Another amendment from the bill uncouples Iowa from the federal Sec. 163(j) limitations on interest deductibility, effective for 2020.

The bill also includes a number of notable administrative changes in Iowa's tax law. These include adoption of partnership-level assessment of taxes relating from partnership examinations and a number of increased penalt provisions. 

 

Pandemic Responses Could Boost Tax Efficiency in the Long Run - Nana Ama Sarfo, Tax Notes Tax Opinion Blog. "In some ways, these temporary responses follow a general movement toward taxpayer autonomy. The latest findings from the OECD show that tax authorities are increasingly promoting self-service options to give taxpayers more control. After all, happy taxpayers are more likely to be compliant taxpayers."

Premature Assessments - Keith Fogg, Procedurally Taxing. "Where a taxpayer mails a petition to the Tax Court and the IRS doesn’t notate the taxpayer’s account, the tax may automatically assess. The result is a premature assessment. The IRS may start collecting the tax it perceives to be assessed, including offsetting refunds the taxpayer may especially need now."

 

 

Complexity of VATs in Europe - Elke Asen, Tax Policy Blog. "One way of estimating the VAT’s administrative burden is to measure the time needed to comply with the tax. The time to comply indicator—measured in an annual study by the World Bank and PwC—reflects the number of hours it takes a domestic medium-size business per year to prepare, file, and pay VAT."
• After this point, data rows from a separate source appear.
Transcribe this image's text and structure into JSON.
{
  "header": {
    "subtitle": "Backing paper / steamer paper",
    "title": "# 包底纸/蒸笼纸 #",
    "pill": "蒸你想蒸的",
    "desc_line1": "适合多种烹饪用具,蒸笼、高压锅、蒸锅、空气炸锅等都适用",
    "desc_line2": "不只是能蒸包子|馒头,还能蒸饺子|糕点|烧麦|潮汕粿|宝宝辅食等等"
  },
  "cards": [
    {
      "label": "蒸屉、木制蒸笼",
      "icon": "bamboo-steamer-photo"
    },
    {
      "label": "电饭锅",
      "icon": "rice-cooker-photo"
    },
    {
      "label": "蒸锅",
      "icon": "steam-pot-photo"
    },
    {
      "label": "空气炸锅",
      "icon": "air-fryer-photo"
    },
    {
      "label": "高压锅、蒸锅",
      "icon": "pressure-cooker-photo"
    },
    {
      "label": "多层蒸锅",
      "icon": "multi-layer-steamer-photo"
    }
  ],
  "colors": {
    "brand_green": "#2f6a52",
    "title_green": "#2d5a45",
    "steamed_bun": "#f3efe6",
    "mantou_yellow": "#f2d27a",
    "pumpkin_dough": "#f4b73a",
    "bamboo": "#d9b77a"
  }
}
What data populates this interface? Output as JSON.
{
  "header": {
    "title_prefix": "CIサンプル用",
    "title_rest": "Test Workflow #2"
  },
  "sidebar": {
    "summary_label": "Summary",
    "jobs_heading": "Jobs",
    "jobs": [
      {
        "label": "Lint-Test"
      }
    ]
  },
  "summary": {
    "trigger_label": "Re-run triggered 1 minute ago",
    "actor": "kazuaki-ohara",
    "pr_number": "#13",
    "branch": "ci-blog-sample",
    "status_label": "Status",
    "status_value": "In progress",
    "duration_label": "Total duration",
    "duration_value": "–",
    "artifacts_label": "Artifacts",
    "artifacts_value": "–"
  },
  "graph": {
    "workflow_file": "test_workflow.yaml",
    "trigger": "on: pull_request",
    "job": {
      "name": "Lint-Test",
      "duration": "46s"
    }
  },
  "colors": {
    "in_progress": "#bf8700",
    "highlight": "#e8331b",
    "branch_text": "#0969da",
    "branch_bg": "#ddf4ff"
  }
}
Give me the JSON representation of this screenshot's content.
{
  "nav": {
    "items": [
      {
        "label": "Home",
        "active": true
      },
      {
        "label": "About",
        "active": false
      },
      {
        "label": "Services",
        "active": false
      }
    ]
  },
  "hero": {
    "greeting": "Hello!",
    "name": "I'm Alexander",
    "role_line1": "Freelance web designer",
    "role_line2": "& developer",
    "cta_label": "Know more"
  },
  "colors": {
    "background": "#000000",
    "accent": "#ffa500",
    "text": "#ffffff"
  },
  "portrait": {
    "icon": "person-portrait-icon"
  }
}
Tax Foundation map of europe vat complexity 

A Value-added Tax, or VAT, is similar to a very broad-based sales tax, except it is reduced by VAT paid on inputs so the final consumer doesn't bear multiple layers of tax. It is beginning to come up as a way to finance the borrowing done by the government in the COVID-19 crisis.

 

PPP Flexibility Act Extends Limits on Spending, Repaying and Rehiring - Nicole Krueger and Courtney Strutt Todd, Davis Brown Tax Law Blog. "Under the original terms of the CARES Act, PPP loan funds were only forgivable if used during the 8-week covered period immediately following loan origination. The Act extends that covered period from 8 weeks to 24 weeks."

Sports Betting Will Not Solve State Budget Crises - Ulrik Boesen, Tax Policy Blog. " Due to their narrow base, they are not a sustainable source of revenue for general spending priorities."

Then again, a modest winning bet on the Royals and Pirates facing off in this year's World Series ought to equal at least a few months revenue lost to the Coronavirus.

 

What's the Opposite of Goodwill? "Operators of California Charity Plead Guilty to Mail Fraud Conspiracy and Tax Evasion; Sold Over $1 Million in Donated Clothes for their Personal Benefit" - Department of Justice:

According to court documents and statements made in court, married couple [defendants] operated On Your Feet (OYF), also known as Family Resource Center, a tax-exempt charitable organization whose stated mission was to provide assistance to low income families and individuals in need. From 2011 through 2016, the defendants fraudulently obtained more than $1.35 million in donated clothing and other items by falsely representing to the donors that the items would be given to needy recipients. In fact, the defendants made charitable donations of only about $13,000, sold the remaining donated items, and used the proceeds to financially enrich themselves and others. To conceal their conduct from the Internal Revenue Service (IRS), the defendants filed false charitable tax returns for OYF and false personal tax returns that did not report the income they received from their scheme.

I suspect the remaining $13,000 donated might not have been their best inventory.